Lucas y yo empezamos con una única sesión de entrenamiento de 10 clases, pero nuestras relaciones evolucionaron hasta convertirse en un viaje de seis años. El vínculo que hemos desarrollado es precioso. Nuestro sentido del humor compartido desempeña un papel fundamental. Lo que considero más importante es que disfrutamos de verdad del tiempo que pasamos juntos durante el entrenamiento. Nos reímos por el camino, lo que profundiza mi amor por el deporte del surf. En el fondo, me trata como a cualquier otro deportista.
Mi vínculo con Lucas trasciende la relación entrenador-atleta; nos hemos convertido en verdaderos amigos. Sabemos que estaremos el uno para el otro cuando sea necesario. Esta confianza mutua nos convierte en un equipo excepcional. En este deporte, confío en Lucas como en mis ojos porque todo lo que me dice es exacto. Mi ceguera no define nuestra relación.
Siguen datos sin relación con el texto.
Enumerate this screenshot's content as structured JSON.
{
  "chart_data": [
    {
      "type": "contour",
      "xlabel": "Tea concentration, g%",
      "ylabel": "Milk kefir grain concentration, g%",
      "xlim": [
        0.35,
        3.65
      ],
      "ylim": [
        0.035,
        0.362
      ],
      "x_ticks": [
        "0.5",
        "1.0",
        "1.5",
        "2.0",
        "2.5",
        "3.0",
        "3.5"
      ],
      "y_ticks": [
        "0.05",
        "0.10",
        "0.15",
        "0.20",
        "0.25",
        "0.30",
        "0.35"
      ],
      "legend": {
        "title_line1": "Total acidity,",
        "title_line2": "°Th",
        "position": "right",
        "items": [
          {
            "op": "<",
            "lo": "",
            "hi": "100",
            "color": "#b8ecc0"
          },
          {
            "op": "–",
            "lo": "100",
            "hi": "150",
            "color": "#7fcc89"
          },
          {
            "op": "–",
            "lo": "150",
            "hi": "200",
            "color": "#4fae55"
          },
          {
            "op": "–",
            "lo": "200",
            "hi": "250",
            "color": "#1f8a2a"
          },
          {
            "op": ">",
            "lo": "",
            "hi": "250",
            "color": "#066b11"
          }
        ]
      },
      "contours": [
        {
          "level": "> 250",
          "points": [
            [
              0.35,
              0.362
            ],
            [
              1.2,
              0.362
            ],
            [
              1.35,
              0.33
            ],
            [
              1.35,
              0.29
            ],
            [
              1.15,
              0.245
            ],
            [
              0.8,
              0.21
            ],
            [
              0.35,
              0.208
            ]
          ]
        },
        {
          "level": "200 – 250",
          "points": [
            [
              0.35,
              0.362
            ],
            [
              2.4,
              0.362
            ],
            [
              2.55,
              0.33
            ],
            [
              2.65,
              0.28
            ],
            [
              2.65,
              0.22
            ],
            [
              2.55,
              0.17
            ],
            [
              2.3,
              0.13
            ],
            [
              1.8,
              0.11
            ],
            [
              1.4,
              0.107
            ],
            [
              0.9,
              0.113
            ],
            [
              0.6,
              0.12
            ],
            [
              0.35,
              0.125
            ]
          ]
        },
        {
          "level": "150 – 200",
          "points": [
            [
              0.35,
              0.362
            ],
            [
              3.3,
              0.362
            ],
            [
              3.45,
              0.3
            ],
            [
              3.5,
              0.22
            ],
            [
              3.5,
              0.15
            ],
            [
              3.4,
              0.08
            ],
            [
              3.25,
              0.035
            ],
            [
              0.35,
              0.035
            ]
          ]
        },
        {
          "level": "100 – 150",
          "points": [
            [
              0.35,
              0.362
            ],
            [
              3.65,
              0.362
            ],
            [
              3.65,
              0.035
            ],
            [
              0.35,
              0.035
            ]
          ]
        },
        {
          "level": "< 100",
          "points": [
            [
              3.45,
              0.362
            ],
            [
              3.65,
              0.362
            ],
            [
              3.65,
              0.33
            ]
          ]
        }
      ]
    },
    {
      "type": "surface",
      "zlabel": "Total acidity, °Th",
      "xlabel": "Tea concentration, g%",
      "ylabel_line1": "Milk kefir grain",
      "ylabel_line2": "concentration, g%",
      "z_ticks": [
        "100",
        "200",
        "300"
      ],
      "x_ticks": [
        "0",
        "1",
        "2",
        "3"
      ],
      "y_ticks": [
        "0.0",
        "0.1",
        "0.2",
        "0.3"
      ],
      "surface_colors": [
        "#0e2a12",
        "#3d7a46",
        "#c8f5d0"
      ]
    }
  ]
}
En estos momentos me estoy preparando para el Campeonato del Mundo, previsto para 2028 en Los Ángeles. El entrenamiento exige intensidad y esfuerzo, pero sé que aún queda mucho camino por recorrer. A veces las circunstancias me superan emocionalmente y me entran ganas de rendirme. Sin embargo, me recuerdo a mí mismo que siempre hay una ola más que cabalgar en el mar.
En esa vasta extensión, encuentro una libertad que se me escapa en tierra. La gente me ve como algo más que la chica ciega; me fijo en cómo surfeo y en lo que consigo en el agua. Dentro de esas olas, soy Carmen, la encarnación de mis sueños hechos realidad. Creo que los sueños se hacen realidad cuando nos atrevemos a creer en ellos. A mí me pasó, y ahora, en el mar, supero mis limitaciones.